[e-med] OMS: Brésil/Inde veulent rompre un accord avec l'industrie pharmaceutique

OMS: Brésil/Inde veulent rompre un accord avec l'industrie pharmaceutique
GENÈVE - Le Brésil et l'Inde ont exhorté mercredi l'Organisation mondiale de
la santé (OMS) à rompre un partenariat avec les sociétés pharmaceutiques
concernant la lutte contre les médicaments falsifiés.

"Un divorce est inéluctable", a souligné le Brésil lors de la 63e Assemblée
générale de l'OMS qui se tient cette semaine à Genève.

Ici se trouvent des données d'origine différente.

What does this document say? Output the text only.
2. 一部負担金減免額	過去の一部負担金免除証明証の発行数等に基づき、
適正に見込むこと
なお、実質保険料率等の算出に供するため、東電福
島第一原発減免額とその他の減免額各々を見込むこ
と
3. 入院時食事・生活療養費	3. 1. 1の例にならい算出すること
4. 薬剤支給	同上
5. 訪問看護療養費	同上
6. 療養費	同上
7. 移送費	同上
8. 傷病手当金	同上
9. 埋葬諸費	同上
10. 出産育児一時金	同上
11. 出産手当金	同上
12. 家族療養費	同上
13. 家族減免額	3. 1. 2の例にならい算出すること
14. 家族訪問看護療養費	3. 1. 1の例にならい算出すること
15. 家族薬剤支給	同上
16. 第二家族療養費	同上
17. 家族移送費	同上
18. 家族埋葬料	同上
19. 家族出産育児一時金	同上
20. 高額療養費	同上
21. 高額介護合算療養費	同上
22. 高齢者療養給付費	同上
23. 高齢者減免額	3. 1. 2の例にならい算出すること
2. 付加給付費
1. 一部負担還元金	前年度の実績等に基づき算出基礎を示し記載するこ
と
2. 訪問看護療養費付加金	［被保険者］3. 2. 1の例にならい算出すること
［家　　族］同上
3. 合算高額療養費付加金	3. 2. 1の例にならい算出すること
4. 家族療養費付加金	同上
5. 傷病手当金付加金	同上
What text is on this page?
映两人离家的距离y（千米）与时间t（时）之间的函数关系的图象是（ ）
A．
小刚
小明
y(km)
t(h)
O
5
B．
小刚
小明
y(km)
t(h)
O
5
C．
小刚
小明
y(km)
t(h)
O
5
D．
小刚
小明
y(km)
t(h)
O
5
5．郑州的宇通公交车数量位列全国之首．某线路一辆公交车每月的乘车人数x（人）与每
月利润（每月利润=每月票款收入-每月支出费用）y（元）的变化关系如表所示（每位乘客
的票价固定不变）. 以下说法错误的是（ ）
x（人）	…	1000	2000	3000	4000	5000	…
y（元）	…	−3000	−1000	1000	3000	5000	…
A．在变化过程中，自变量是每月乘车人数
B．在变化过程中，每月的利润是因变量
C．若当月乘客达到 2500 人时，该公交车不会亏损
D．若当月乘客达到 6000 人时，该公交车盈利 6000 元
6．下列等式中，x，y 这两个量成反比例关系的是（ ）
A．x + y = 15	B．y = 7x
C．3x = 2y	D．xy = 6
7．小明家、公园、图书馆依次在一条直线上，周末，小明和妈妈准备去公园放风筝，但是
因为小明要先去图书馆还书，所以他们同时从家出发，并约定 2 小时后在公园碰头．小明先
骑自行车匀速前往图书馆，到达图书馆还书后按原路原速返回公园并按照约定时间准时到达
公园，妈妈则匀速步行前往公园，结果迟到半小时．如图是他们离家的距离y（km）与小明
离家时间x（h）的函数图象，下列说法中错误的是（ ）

Le Brésil et l'Inde, ainsi que plusieurs pays en développement
latino-américains et africains, veulent que l'OMS mette fin à un partenariat
établi en 2006 avec le Groupe international de lutte contre la contrefaçon
de médicaments (IMPACT), représentant notamment des entreprises
pharmaceutiques.

Les deux pays, grands producteurs de génériques, estiment qu'IMPACT défend
les intérêts de ces entreprises pharmaceutiques qui utilisent, selon eux, la
lutte contre la contrefaçon pour empêcher la vente de médicaments génériques
concurrentiels.

IMPACT comprend également des organisations telles qu'Interpol, l'Union
douanière, la Banque Mondiale, l'Organisation mondiale du commerce (OMC)
ainsi que des organisations de médecins et de patients.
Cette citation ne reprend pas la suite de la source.